Sport

„Diabły” szalały nad Wełtawą

Zespół New Jersey na inaugurację NHL zaliczył dwa zwycięstwa, ale do końca sezonu zasadniczego pozostało jeszcze 80 meczów.

Ondrej Palat w maju wznosił w górę puchar za mistrzostwo świata. W piątek wystąpił w inauguracyjnym meczu NHL, a potem wrócił do USA, by być przy narodzinach dziecka. Fot. SIPA/PressFocus

NHL

Praga, stolica aktualnych mistrzów świata, była w centrum zainteresowania hokejowych fanów. Po raz siódmy w miejscowej Arenie O2 został inaugurowany sezon najlepszej ligi świata NHL w ramach tzw. Global Series. Tym razem zaszczyt przypadł zespołom New Jersey Devils i Buffalo Sabres. Nim obie drużyny rozpoczęły rywalizację, na tafli było niezwykle uroczyście. Jaromir Jagr, niewątpliwie czeski hokeista nr 1 w NHL, symbolicznie zainaugurował spotkanie, rzucając krążek na lód. W Pradze było odświętnie i na galowo. Natomiast na tafli „Diabły" potwierdziły, że w tym sezonie mierzą wysoko i awans do play off jest obowiązkiem. Zespół z New Jersey wygrał oba spotkania 4:1 i 3:1.

Powody do radości miał Sheldon Keefe, który zaliczył dwa zwycięstwa w roli trenera. Keefe miał trochę obaw przed tymi potyczkami, bowiem w okresie przygotowawczym jego drużyna prezentowała się poniżej oczekiwań. Jednak podczas inauguracji spisała się wybornie. - Kreowaliśmy wiele sytuacji i, co najważniejsze, potrafiliśmy wykorzystywać podbramkowe okazje – stwierdził 44-letni trener, który zaliczył udany debiut w nowej drużynie.

W pierwszym spotkaniu, wygranym 4:1 (2:0, 1:0, 1:1), na wysokości zadania stanął bramkarz „Diabłów” Jacob Markstrom, który obronił 30 strzałów i mocno wsparł zespół. Na dobrą sprawę wszystko rozstrzygnęło się w ciągu dwóch pierwszych tercji. Zaczęło się od trafienia Stefana Noesena (9 min). Ukko-Pekka Luukkonen (19 obron) w 1. tercji został pokonany jeszcze przez Jonathana Kovacevicia (16), który przy pierwszym trafieniu zaliczył podanie. A potem do bramki „Szabel” trafiali jeszcze Nico Hischier (24) oraz Paul Cotter (58, do pustej).

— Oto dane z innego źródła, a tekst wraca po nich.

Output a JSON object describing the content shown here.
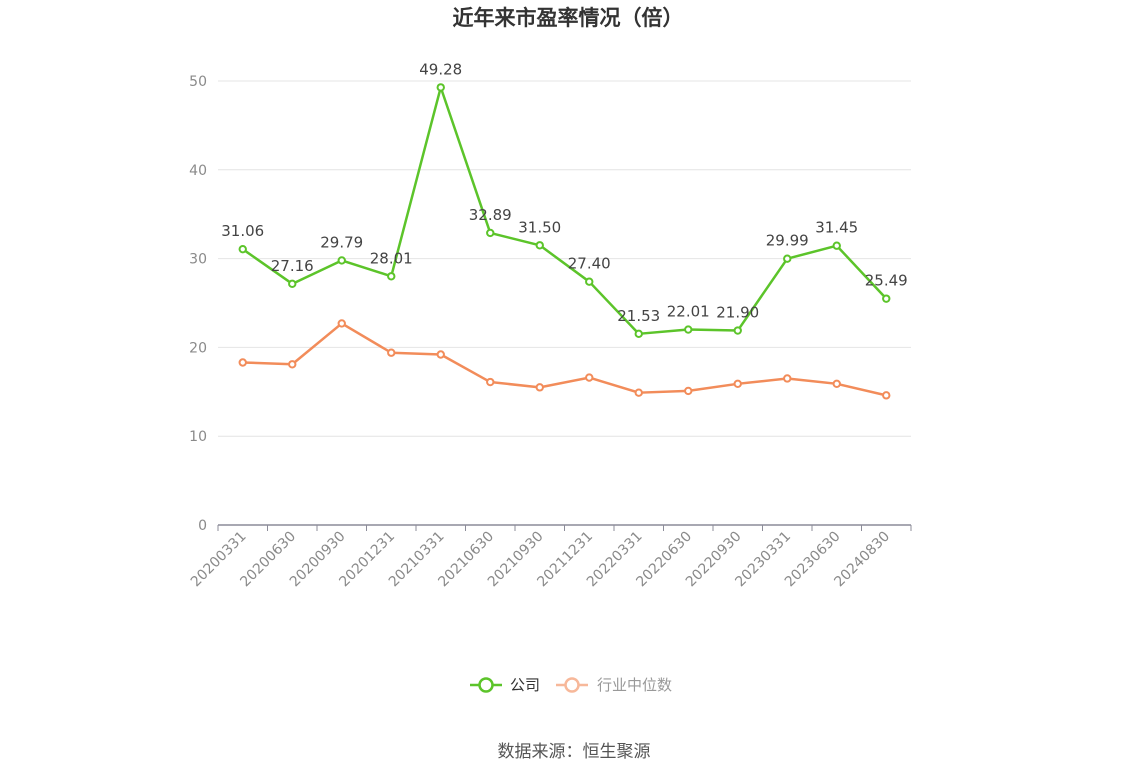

Rywale zrewanżowali się tylko jednym trafieniem - Markstroma pokonał Owen Power (51).

- To było niezwykłe wydarzenie, bo wygraliśmy pierwsze spotkanie pod kuratelą naszych rodzin oraz przyjaciół – perorował po meczu Ondrej Palat, mistrz świata z Frydka-Mistka, który błyskawicznie wrócił do New Jersey, by być przy narodzinach dziecka.

W rewanżu po bezbramkowej premierowej odsłonie w drugiej za sprawą Tage'a Thompsona „Szable” objęły prowadzenie (29), ale potem trafiały „Diabły”, wygrywając 3:1 (0:0, 1:1, 2:0). Wyrównującego gola zdobył Semus Casey (32, w przewadze), grając po raz drugi w NHL. Potem Devona Leviego (34 skuteczne interwencje) pokonali Paul Cotter (48) oraz Timo Meier (55).

JJ Peterka, napastnik Buffalo, w 1. tercji po uderzeniu przez obrońcę New Jersey Brendena Dillona doznał wstrząśnienia mózgu, nie pojawił się na tafli i teraz czeka go dłuższa przerwa. Obie drużyny wróciły za ocean i będą przygotowywać się do kolejnych występów. „Diabły” zagrają u siebie z Toronto, zaś „Szable” z Los Angeles.